After a few seconds’ silence, a single pair of footsteps came quickly along behind him.

Without showing any visible indication, the Saint’s body and mind went on combat alert. His muscles were relaxed and ready for swift movement in any direction, to meet any threat—including the rather clumsy threat that immediately became an actuality.

The man with the hypodermic-needle moustache and the Hallowe’en nose was holding the point of a knife in the immediate vicinity of his jugular vein.

“At once, senhor!” the little man ordered hoarsely. “Give me what you have in your pockets!”

The Saint, wishing to keep his blood to himself, thought it wise to eliminate the threat of the knife-tip before proceeding to deal with the comedian who was aiming it. He pretended to acquiesce, reached into one of his jacket pockets, and brought out the letter he had taken from the top of Vicky Kinian’s wardrobe. With a sudden dramatic gesture he flung the white envelope aside into the shadows.

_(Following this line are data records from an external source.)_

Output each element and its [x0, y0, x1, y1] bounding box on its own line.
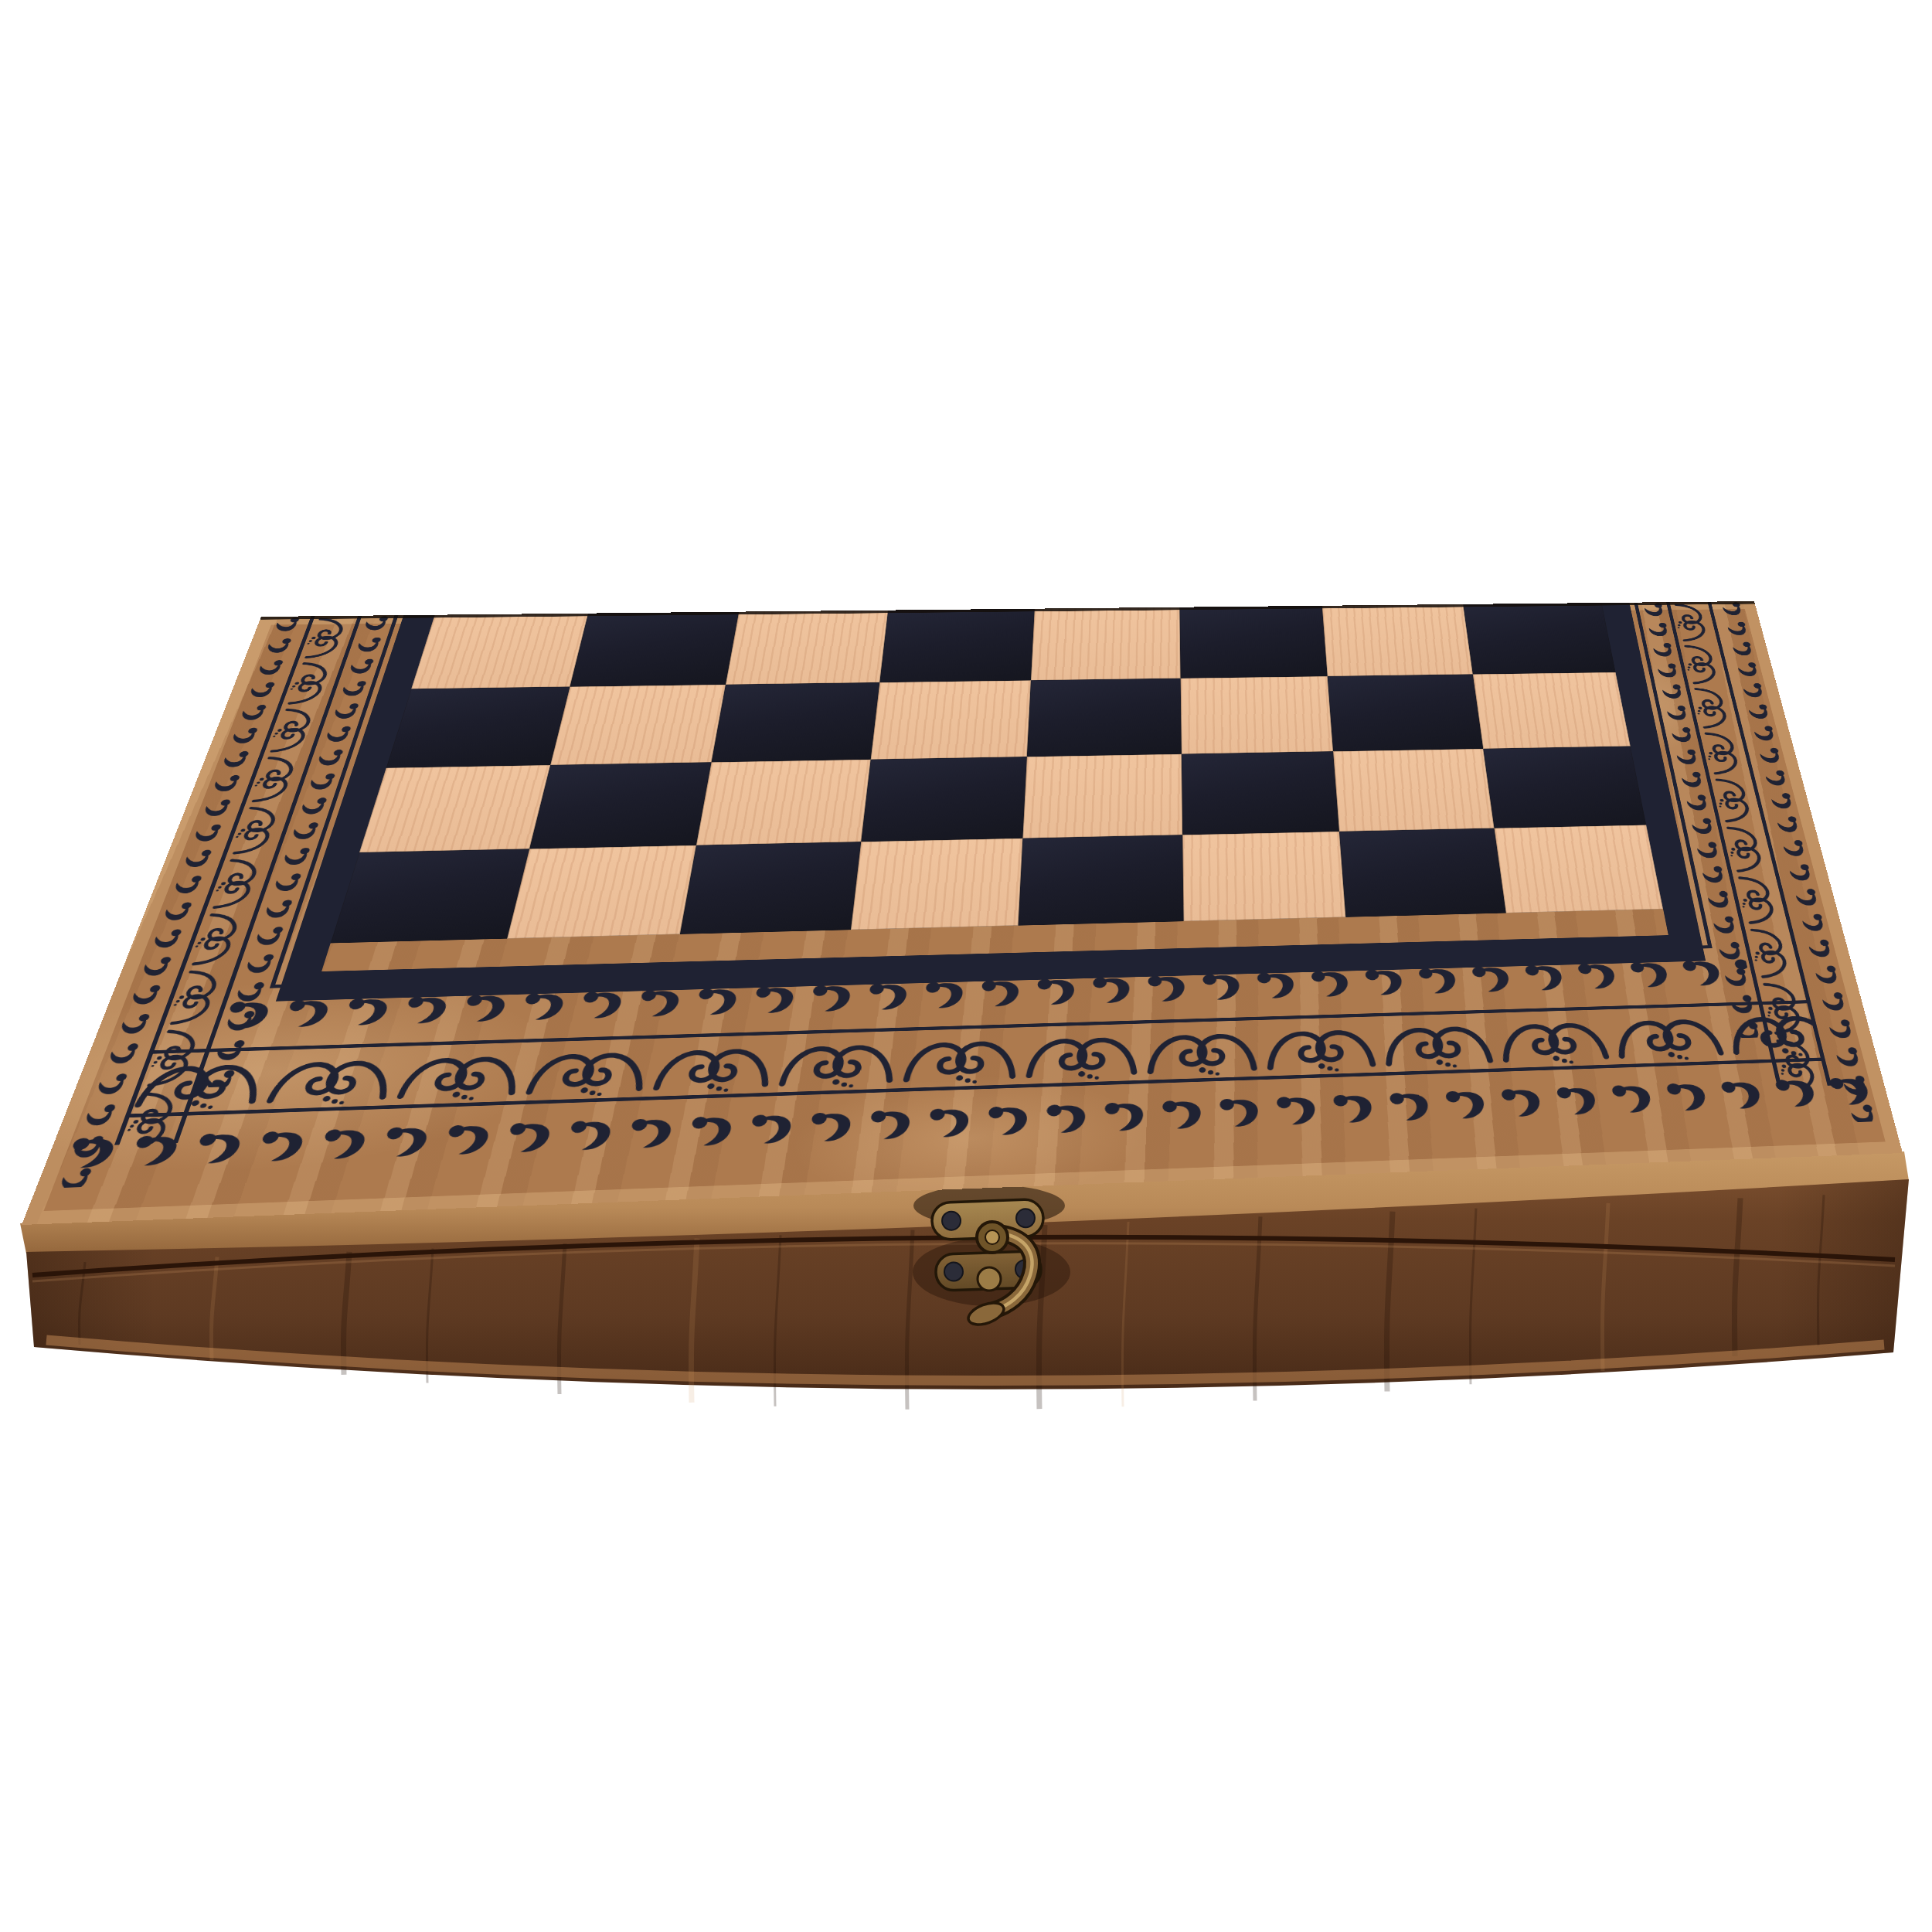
- board-cell: [1483, 747, 1646, 828]
- board-cell: [359, 765, 550, 852]
- board-cell: [1322, 604, 1473, 676]
- board-cell: [1019, 835, 1184, 925]
- board-cell: [696, 760, 870, 845]
- board-cell: [529, 762, 712, 849]
- board-cell: [331, 849, 529, 943]
- product-photo-chess-box: [0, 0, 1932, 1932]
- board-cell: [879, 609, 1035, 682]
- latch-knob: [978, 1267, 1001, 1291]
- lid-top: [22, 601, 1903, 1225]
- latch-rivet: [944, 1262, 964, 1281]
- latch-rivet: [1016, 1209, 1036, 1228]
- board-cell: [1333, 749, 1494, 832]
- board-cell: [386, 687, 570, 768]
- board-cell: [1027, 679, 1182, 757]
- board-cell: [870, 680, 1031, 759]
- board-cell: [712, 682, 879, 762]
- board-cell: [861, 757, 1027, 842]
- board-cell: [1494, 825, 1663, 913]
- latch-rivet: [942, 1211, 961, 1230]
- board-cell: [1180, 676, 1333, 754]
- board-cell: [1181, 751, 1339, 835]
- board-cell: [1339, 828, 1505, 917]
- board-cell: [1182, 832, 1346, 921]
- board-cell: [1031, 607, 1180, 681]
- board-cell: [726, 611, 888, 685]
- board-cell: [1328, 674, 1483, 751]
- board-cell: [850, 838, 1022, 930]
- board-cell: [550, 685, 726, 765]
- board-cell: [570, 612, 739, 687]
- board-cell: [1472, 672, 1630, 749]
- board-cell: [1022, 754, 1182, 838]
- board-cell: [1463, 603, 1616, 674]
- board-cell: [680, 842, 861, 934]
- board-cell: [1179, 606, 1328, 679]
- board-cell: [507, 845, 696, 939]
- checkerboard: [331, 603, 1663, 943]
- board-cell: [411, 614, 588, 689]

“Is that what you were after?” he asked mildly.

In the first instant that this enemy’s attention was distracted, Simon struck like a snake. The rigid edge of one of his hands smashed the knife arm of the other man aside, and then with a twisting swinging combination of movements he flipped his opponent into the air, yanked him through a completely graceful somersault, and helped him to as ungentle a landing as possible flat on his face on the cobblestones.